The Giver is in my Top 5 list of all-time favorite books, which is a huge compliment as I love reading and have hundreds of books under my belt. Dystopia books are my favorite kind to read, and Lois Lowry does a great job of writing an introduction to the topic for young adults.

The giver chairs
Photo credit: The Giver

The Giver follows a”teenager named Jonas as he transitions into adulthood and his new role in the adult society. While everyone around him receives normal jobs such as taking care of babies or the elderly, teaching or flying planes, Jonas is named the next Receiver of Memory. You see, in this futuristic utopian society, people have decided that memories and human experiences cause too much sadness and pain. So they simply opt out. With the help of a magical force field that keeps the memories in and pills taken every day to suppress colors, emotions and natural human urges, the society lives in a gray and bland perfect world. But once Jonas starts receiving memories from The Giver of”joy, sadness, snow, holidays, friendship, nature, weather and love, he realizes that it is all too beautiful to keep to himself.
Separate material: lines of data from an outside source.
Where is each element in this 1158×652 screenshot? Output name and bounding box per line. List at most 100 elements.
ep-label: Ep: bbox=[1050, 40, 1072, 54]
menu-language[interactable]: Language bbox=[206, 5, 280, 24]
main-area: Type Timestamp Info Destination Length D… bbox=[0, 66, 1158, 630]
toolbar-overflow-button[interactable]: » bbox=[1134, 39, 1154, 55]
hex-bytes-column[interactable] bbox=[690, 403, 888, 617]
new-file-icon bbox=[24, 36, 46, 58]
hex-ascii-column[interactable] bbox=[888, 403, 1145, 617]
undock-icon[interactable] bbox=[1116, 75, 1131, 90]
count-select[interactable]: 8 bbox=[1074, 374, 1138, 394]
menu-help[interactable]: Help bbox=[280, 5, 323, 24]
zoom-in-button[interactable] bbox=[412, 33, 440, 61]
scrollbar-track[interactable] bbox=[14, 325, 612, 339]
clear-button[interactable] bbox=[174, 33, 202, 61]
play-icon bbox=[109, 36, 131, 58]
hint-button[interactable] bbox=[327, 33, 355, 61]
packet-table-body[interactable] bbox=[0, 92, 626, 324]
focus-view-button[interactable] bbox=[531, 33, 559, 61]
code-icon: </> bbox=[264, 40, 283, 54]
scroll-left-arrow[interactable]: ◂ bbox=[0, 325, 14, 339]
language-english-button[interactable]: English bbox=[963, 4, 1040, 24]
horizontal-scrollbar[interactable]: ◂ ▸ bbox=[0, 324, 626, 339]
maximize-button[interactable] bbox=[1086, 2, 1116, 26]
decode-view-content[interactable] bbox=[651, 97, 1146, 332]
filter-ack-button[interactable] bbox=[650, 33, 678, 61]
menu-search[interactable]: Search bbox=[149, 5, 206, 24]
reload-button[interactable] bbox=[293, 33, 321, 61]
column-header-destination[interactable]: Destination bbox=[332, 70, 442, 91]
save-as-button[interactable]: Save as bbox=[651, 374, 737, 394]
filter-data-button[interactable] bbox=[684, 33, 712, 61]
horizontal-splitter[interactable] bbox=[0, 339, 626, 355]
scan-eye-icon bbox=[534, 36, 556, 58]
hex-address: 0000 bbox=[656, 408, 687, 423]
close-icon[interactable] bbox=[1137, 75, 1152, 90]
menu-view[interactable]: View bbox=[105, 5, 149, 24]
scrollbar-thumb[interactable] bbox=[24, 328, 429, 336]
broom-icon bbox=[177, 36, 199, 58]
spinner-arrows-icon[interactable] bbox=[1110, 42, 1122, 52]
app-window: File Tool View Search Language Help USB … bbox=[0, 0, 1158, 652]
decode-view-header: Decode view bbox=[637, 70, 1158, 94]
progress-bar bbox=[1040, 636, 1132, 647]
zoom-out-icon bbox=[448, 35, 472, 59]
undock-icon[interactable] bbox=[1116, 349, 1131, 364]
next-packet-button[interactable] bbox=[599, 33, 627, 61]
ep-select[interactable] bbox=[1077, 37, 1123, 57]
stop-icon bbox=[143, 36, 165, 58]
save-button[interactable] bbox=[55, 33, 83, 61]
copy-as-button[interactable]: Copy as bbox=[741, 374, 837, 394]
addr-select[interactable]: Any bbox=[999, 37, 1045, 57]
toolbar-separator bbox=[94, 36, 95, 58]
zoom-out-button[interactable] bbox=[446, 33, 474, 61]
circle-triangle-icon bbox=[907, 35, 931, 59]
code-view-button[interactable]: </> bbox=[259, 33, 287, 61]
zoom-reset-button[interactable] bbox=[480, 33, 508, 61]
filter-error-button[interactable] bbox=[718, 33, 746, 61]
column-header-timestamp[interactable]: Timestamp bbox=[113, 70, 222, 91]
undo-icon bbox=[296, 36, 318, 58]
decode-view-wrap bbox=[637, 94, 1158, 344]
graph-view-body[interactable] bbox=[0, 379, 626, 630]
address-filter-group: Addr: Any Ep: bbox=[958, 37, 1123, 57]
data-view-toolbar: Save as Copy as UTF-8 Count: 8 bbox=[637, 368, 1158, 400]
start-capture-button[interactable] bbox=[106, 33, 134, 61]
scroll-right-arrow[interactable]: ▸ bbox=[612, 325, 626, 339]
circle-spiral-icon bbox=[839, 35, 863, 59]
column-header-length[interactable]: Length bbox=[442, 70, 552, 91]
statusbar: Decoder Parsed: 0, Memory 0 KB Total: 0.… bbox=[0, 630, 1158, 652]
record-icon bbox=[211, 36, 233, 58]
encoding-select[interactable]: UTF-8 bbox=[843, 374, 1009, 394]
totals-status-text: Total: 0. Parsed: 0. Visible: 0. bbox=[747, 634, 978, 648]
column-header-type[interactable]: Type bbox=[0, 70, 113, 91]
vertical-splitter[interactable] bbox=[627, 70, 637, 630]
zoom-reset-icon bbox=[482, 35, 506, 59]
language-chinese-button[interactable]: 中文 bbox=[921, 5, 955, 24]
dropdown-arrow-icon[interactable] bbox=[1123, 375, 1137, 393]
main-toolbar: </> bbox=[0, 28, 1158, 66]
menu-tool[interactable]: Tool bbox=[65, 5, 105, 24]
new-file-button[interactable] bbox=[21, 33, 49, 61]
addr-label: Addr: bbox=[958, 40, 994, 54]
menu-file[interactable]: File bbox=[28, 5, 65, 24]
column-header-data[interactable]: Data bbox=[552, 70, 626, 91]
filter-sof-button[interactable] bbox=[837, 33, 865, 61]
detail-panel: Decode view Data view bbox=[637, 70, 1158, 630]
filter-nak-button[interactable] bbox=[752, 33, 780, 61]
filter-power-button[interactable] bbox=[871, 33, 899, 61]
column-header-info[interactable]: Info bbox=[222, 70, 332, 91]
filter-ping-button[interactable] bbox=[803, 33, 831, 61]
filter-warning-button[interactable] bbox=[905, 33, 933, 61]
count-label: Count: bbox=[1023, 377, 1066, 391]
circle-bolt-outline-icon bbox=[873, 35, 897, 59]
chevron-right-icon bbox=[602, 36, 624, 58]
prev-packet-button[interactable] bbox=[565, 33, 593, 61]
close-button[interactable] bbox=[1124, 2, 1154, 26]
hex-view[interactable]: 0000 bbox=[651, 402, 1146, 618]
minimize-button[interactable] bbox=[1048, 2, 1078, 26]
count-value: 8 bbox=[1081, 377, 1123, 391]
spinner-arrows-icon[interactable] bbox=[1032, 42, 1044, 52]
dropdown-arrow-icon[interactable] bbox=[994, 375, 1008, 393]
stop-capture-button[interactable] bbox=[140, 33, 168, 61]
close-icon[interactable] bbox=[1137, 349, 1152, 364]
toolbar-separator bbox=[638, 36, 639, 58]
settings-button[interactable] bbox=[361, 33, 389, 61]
As you all know, The Giver was recently made into a movie starting Meryl Streep, Jeff Bridges, Brenton Thwaites, Alexander Skarsgard and Katie Holmes. With all the trepidation of someone who has seen too many wonderful books be butchered by their movie versions, I went to Pacific Theatres in Culver City to see the show.

Photo credit: The Giver
Photo credit: The Giver

All in all, I think The Giver (movie) was great! It stuck to the plot of the book pretty well. The movie took some liberties, as with the character of Fiona’s involvement and with the implied evilness (not ignorance) of Mother, as well as with the landscape that the society is placed in. However, I was really pleased with how the movie presented the story.

My favorite thing about the movie is that it is shot in grayscale. SPOILER ALERT – there are no colors in the utopian society, and all people are the same color and race. But as Jonas learns the color red, red shows up in a bowl of apples, so vibrant and beautiful. This is exactly how it happened in the book, and seeing it on screen was surreal.

Photo credit: The Giver
Photo credit: The Giver

I think Meryl Streep, Brenton Thwaites and Alexander Skarsgard were all perfectly cast. I was not a fan of the casting of Jeff Bridges, however. In my mind, The Giver is more of a wise old man, Dumbledore or Gandolf-esque character than the belligerent, bumbling character that Jeff Bridges always portrays no matter what his role. But the casting wasn’t poor enough to ruin the movie.
CONCLUSION: The Giver movie is a relatively faithful, well-produced retelling of the classic novel. You should go see it. And anyone who hasn’t read the book MUST do so as soon as humanly possible.